Termino este texto então com o desejo de orar. E assim faço. Peço a Deus perdão pelos meus muitos pecados. Peço que ele me ajude a superá-los. Que ele me ajude a ser honesto comigo mesmo e com os outros. Viver em busca de fama é o pior caminho. Que eu seja obediente na incrível missão de anunciar, com atos e palavras, a glória de Deus em Cristo Jesus.
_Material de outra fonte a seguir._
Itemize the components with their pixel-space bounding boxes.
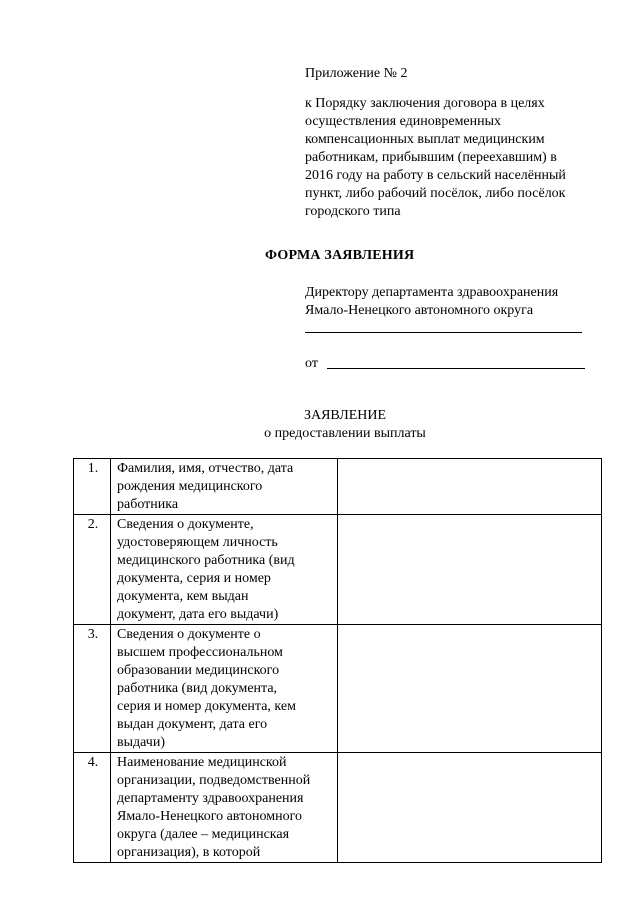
row-label-line: удостоверяющем личность xyxy=(117,535,278,550)
row-label-line: Сведения о документе, xyxy=(117,517,254,532)
appendix-line: к Порядку заключения договора в целях xyxy=(305,96,545,111)
row-label-line: работника xyxy=(117,497,179,512)
form-title: ФОРМА ЗАЯВЛЕНИЯ xyxy=(265,248,415,263)
table-row xyxy=(74,625,602,753)
row-label-line: департаменту здравоохранения xyxy=(117,791,304,806)
appendix-block xyxy=(305,65,605,221)
statement-title: ЗАЯВЛЕНИЕ xyxy=(303,408,387,423)
appendix-line: осуществления единовременных xyxy=(305,114,502,129)
row-label-line: Ямало-Ненецкого автономного xyxy=(117,809,302,824)
table-row xyxy=(74,515,602,625)
row-label-line: организация), в которой xyxy=(117,845,261,860)
appendix-line: работникам, прибывшим (переехавшим) в xyxy=(305,150,557,165)
recipient-block xyxy=(305,284,595,320)
recipient-line: Директору департамента здравоохранения xyxy=(305,285,559,300)
application-table xyxy=(73,458,602,863)
row-label-line: выдачи) xyxy=(117,735,165,750)
row-label-line: округа (далее – медицинская xyxy=(117,827,290,842)
row-value-cell[interactable] xyxy=(338,625,602,753)
row-number: 2. xyxy=(74,515,111,625)
recipient-name-blank-line[interactable] xyxy=(305,332,582,333)
row-label-line: серия и номер документа, кем xyxy=(117,699,296,714)
row-label-line: документ, дата его выдачи) xyxy=(117,607,279,622)
row-number: 1. xyxy=(74,459,111,515)
row-label-line: Фамилия, имя, отчество, дата xyxy=(117,461,294,476)
row-label-line: Сведения о документе о xyxy=(117,627,261,642)
row-value-cell[interactable] xyxy=(338,459,602,515)
appendix-line: компенсационных выплат медицинским xyxy=(305,132,545,147)
row-number: 4. xyxy=(74,753,111,863)
appendix-line: городского типа xyxy=(305,204,401,219)
table-row xyxy=(74,459,602,515)
row-label-line: высшем профессиональном xyxy=(117,645,283,660)
row-label-line: рождения медицинского xyxy=(117,479,263,494)
row-label-line: организации, подведомственной xyxy=(117,773,311,788)
recipient-line: Ямало-Ненецкого автономного округа xyxy=(305,303,534,318)
row-label-line: документа, кем выдан xyxy=(117,589,249,604)
row-value-cell[interactable] xyxy=(338,753,602,863)
row-label xyxy=(111,515,338,625)
table-row xyxy=(74,753,602,863)
appendix-line: 2016 году на работу в сельский населённый xyxy=(305,168,566,183)
appendix-line: пункт, либо рабочий посёлок, либо посёлок xyxy=(305,186,566,201)
statement-subtitle: о предоставлении выплаты xyxy=(264,426,426,441)
row-label xyxy=(111,625,338,753)
row-value-cell[interactable] xyxy=(338,515,602,625)
row-label-line: медицинского работника (вид xyxy=(117,553,295,568)
from-label: от xyxy=(305,356,318,371)
row-label-line: Наименование медицинской xyxy=(117,755,287,770)
row-label xyxy=(111,753,338,863)
from-blank-line[interactable] xyxy=(327,368,585,369)
appendix-number: Приложение № 2 xyxy=(305,66,408,81)
row-label xyxy=(111,459,338,515)
row-label-line: выдан документ, дата его xyxy=(117,717,268,732)
row-label-line: документа, серия и номер xyxy=(117,571,271,586)
row-label-line: образовании медицинского xyxy=(117,663,280,678)
row-label-line: работника (вид документа, xyxy=(117,681,278,696)
row-number: 3. xyxy=(74,625,111,753)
- Lissânder Dias é editor do Portal Ultimato e foi um dos convidados do ELJ2016.
Jean Mendes
Glória a Deus por esse testemunho, Lissânder! Ainda que sejamos muitas vezes falhos em nossa missão, Deus misericordiosamente continua nos mobilizando a realizar essa grande obra.
JOSÉ JAIME BARBOSA
Maravilhoso. De fato, o evangelismo não pode ser só uma tarefa, ou método, mas é vida abundante e contagiante, como bem nos exemplificou nosso mestre e Senhor Jesus, não é só falar, nem tão pouco é só ir, mas é estar impregnado de compaixão pelas almas, é compartilhar o mesmo amor que foi derramado em nossos corações, é servir e se entregar pela salvação do outro. É, como bem nos disse Paulo, saber-se devedor, é estar pronto a ir ao encontro do outro. É buscar em cada ato, em cada gesto, em toda a oportunidade fazer nítida a luz de Cristo.